Über dem Gebiet Kursk seien zudem weitere vier Raketen abschossen worden, hieß es von Behördenvertretern weiter. In dem Gebiet an der Grenze zur Ukraine finden seit Dienstag Kämpfe zwischen ukrainischen und russischen Truppen statt. Ein in den sozialen Medien am Freitag veröffentlichtes und von Reuters verifiziertes Video zeigte einen Konvoi ausgebrannter russischer Militärlastwagen in der Region. Sie standen entlang einer Autobahn.
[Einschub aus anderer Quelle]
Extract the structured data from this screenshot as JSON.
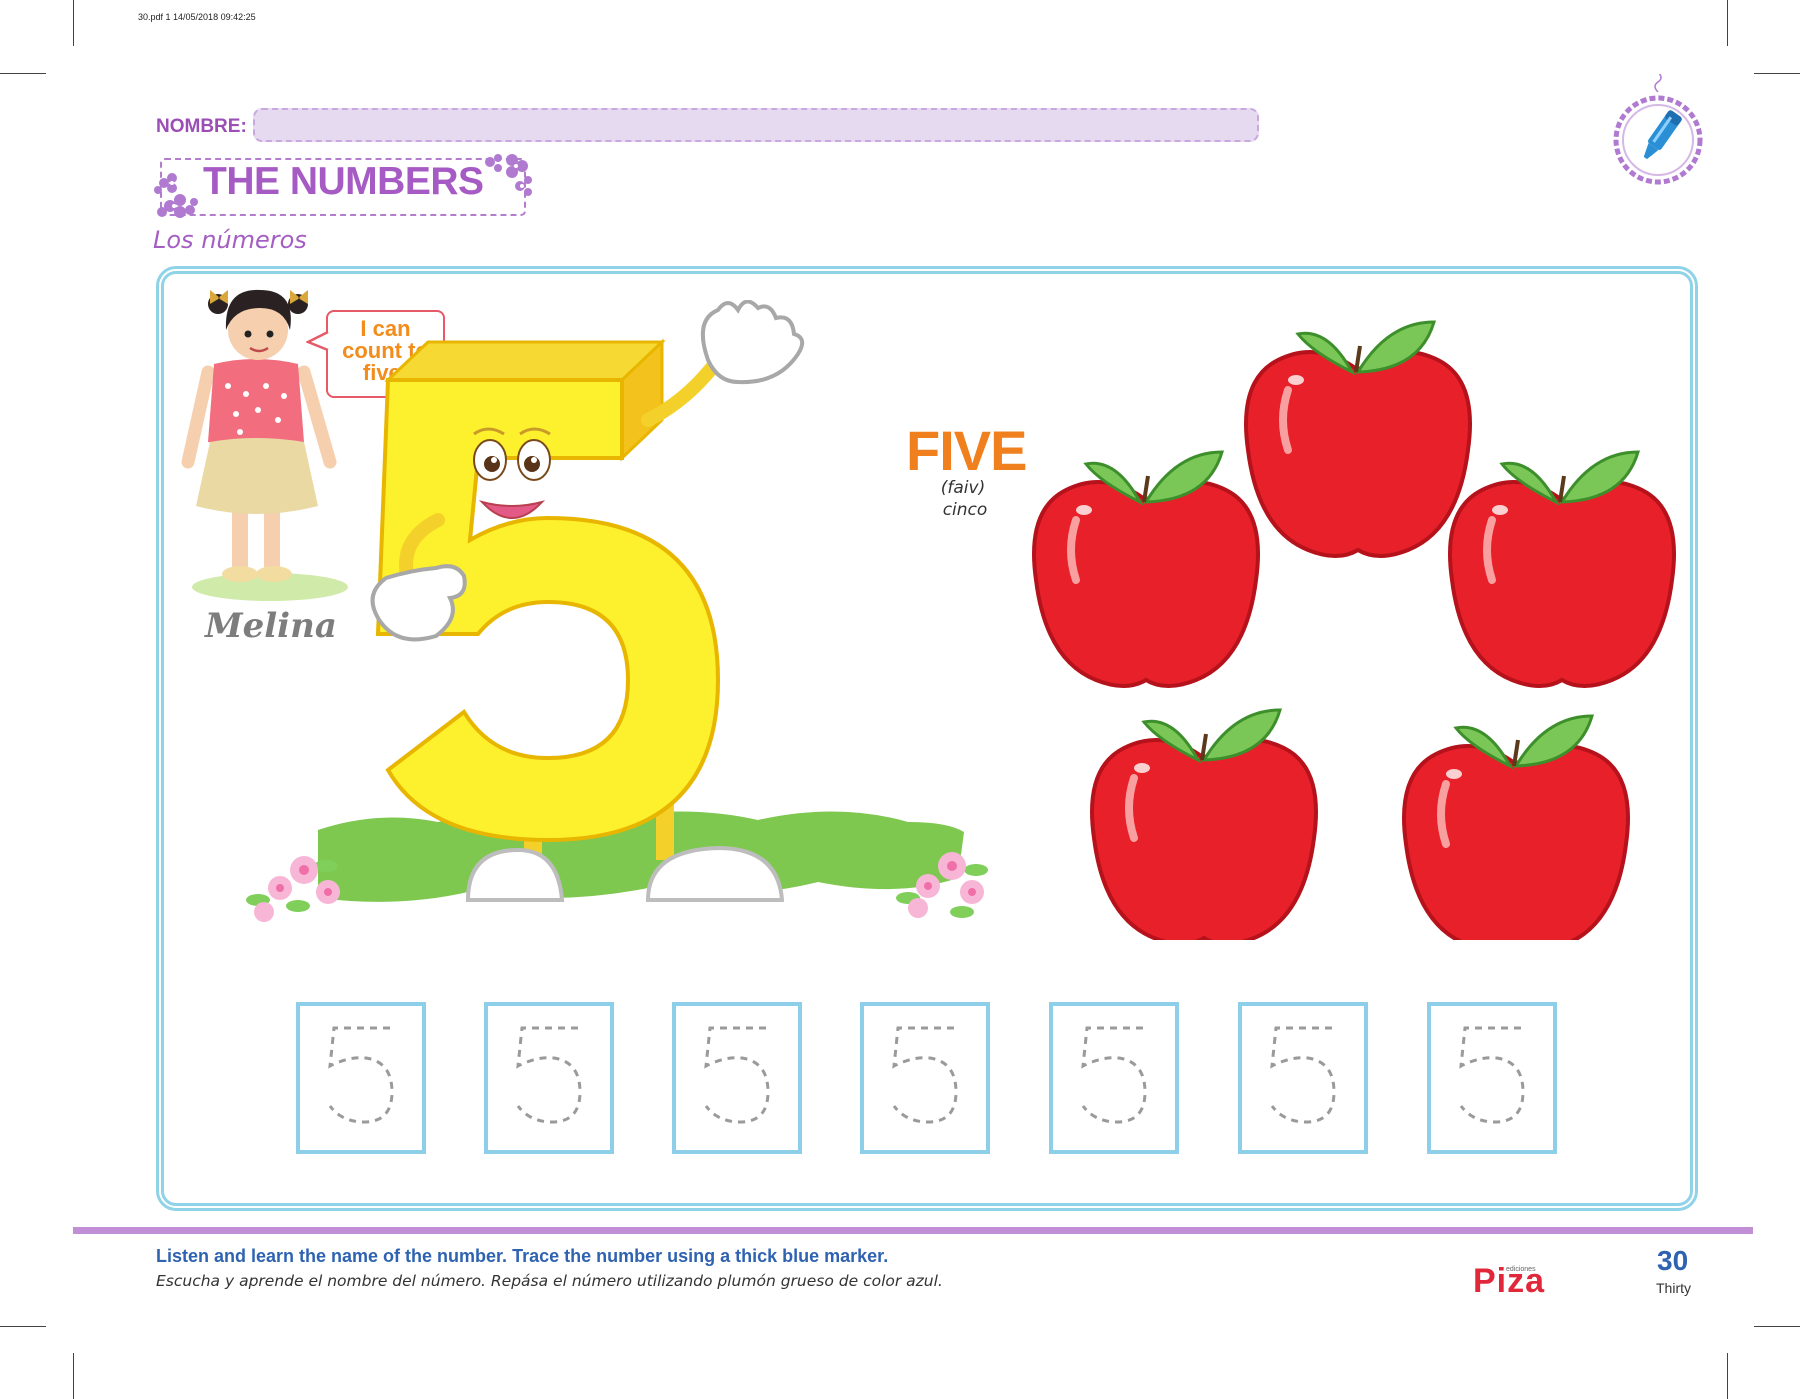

Auf dem Video waren rund 15 Lastwagen zu sehen, darunter einer mit der Kennzeichnung Z. Dies ist das in Russland gebräuchliche Symbol für die dort als “spezielle Militäroperation” bezeichnete russische Invasion der Ukraine. Reuters konnte anhand von Gebäuden, Bäumen und Straßenverläufen den Ort der Aufnahme als das Dorf Oktjabrskoje verifizieren. Es war jedoch nicht festzustellen, wann genau das Video gedreht wurde.
Die ukrainische Armee bekante sich zu dem Drohnenangriff auf den Militärflugplatz in Lipezk. Bei dem Angriff seien “Depots mit Lenkbomben und andere Einrichtungen im Bereich des Luftwaffenstützpunkts” getroffen worden, erklärte am Freitag der ukrainische Generalstab. “Es brach ein Großbrand aus, und es wurden mehrere Detonationen gemeldet”, hieß es weiter.
Der ukrainische Präsident Wolodymyr Selenskyj hatte kurz vorher eine Ausweitung des Krieges auf Russland angekündigt. “Russland hat den Krieg in unser Land gebracht und soll spüren, was es getan hat”, sagte der Staatschef in seiner abendlichen Videoansprache am Donnerstag, ohne auf die Kämpfe im Gebiet Kursk näher einzugehen.
Auch Russland griff Ziele in der Ukraine mit Kampfdrohnen an. Die ukrainische Luftwaffe informierte über 27 russische Drohnen iranischer Bauart, die alle abgeschossen oder durch radioelektronische Mittel abgefangen worden sein sollen. Die Flugabwehr ist demnach über den zentralukrainischen Gebieten Kiew und Poltawa, dem grenznahen Sumy im Nordosten, im Süden über den Regionen Mykolajiw und Cherson und im Osten über den Gebieten Donezk und Dnipropetrowsk aktiv gewesen.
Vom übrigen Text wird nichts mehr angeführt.